民国三十年后,索应岚老年续弦。倾其家产,以十五斗菜子为代价贿赂族长索思义,又家家磕头,户户送礼,终于第一个冲破索氏家族“不许异子乱宗”的族规,将妻子赵氏带来的張家儿子改姓为索,承继索氏宗祧。索应岚虽已后继有人,但始终受到本家族中顽固守旧族人的岐视,说他本已断子绝孙,公开叫他“老和尚”。
1950年,索心忠似乎从天而降,突然荣归故里。索应岚老人喜出望外,犹如“范进中举”,兴奋得失去了理智,从老院子跑出来,逢人便说:“我不是老和尚了,我不是老和尚了,我的孙子还在,我的孙子回来了,我的孙子回来了!”索心忠第一次回到阔别二十年的故乡,家中唯一的亲人就是年迈的爷爷。他含着眼泪告诉爷爷,就在他参加红军后不久,有一天在刚进旺苍老城的那条街上,他突然看见了东張西望的父亲。他怕父亲看见了他,就立即后退到一个拐角处。万万没有想到,那次竟是儿子最后一眼见到父亲,父亲却没见到儿子。
“为了吃饭当红军”
2013年5月,我和妻子专程去南京拜访了九十三岁高龄的老红军索心忠。他給我第一眼的印象是,精神矍铄,步履稳健。与他交谈,耳聪明目,思维清晰,谈吐幽默。论族家辈分我们是他的晚辈,该称呼他忠爸。我们被他和家人迎进家门后,首先向他表示歉意说:“我们走这么远来給你添麻烦了。”他立即对答如流“你们还没我走得远嘞,我走了二万五千里,还走遍了全中国。”满客厅的人听后便会心的笑起来。
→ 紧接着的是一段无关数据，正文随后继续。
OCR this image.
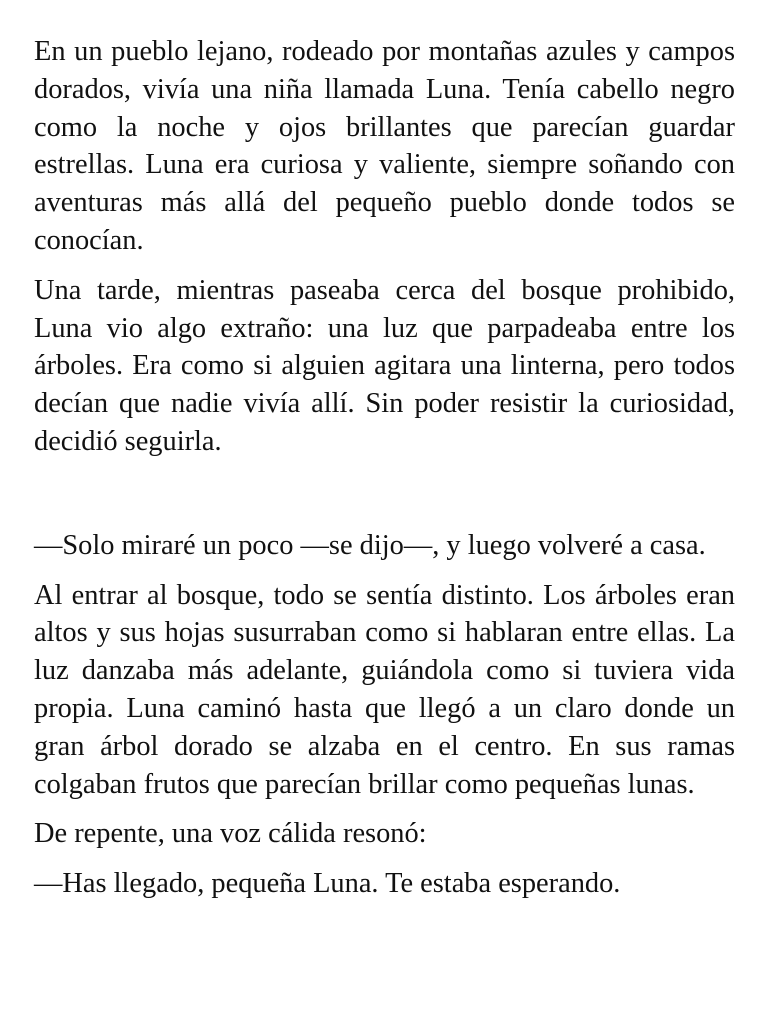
En un pueblo lejano, rodeado por montañas azules y campos dorados, vivía una niña llamada Luna. Tenía cabello negro como la noche y ojos brillantes que parecían guardar estrellas. Luna era curiosa y valiente, siempre soñando con aventuras más allá del pequeño pueblo donde todos se conocían.

Una tarde, mientras paseaba cerca del bosque prohibido, Luna vio algo extraño: una luz que parpadeaba entre los árboles. Era como si alguien agitara una linterna, pero todos decían que nadie vivía allí. Sin poder resistir la curiosidad, decidió seguirla.

—Solo miraré un poco —se dijo—, y luego volveré a casa.

Al entrar al bosque, todo se sentía distinto. Los árboles eran altos y sus hojas susurraban como si hablaran entre ellas. La luz danzaba más adelante, guiándola como si tuviera vida propia. Luna caminó hasta que llegó a un claro donde un gran árbol dorado se alzaba en el centro. En sus ramas colgaban frutos que parecían brillar como pequeñas lunas.

De repente, una voz cálida resonó:

—Has llegado, pequeña Luna. Te estaba esperando.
我们将带来的礼物一一清点说明,如数家珍:有索家坝人用本地猪草养的猪腌制的腊肉,索家坝土地上产的油菜籽榨的菜油,索家坝山坡上的野花酿的蜂蜜,索家坝地里种的大蒜……老人拿着虚根上带着泥土的大蒜深情地说:“这就是乡土啊”。我们拿出一袋茶叶说:“这是旺苍木门的清明茶。”老人立即接着说:“就是我们红四方面军召开军事会议的那个木门嘛,这我都还记得啊。”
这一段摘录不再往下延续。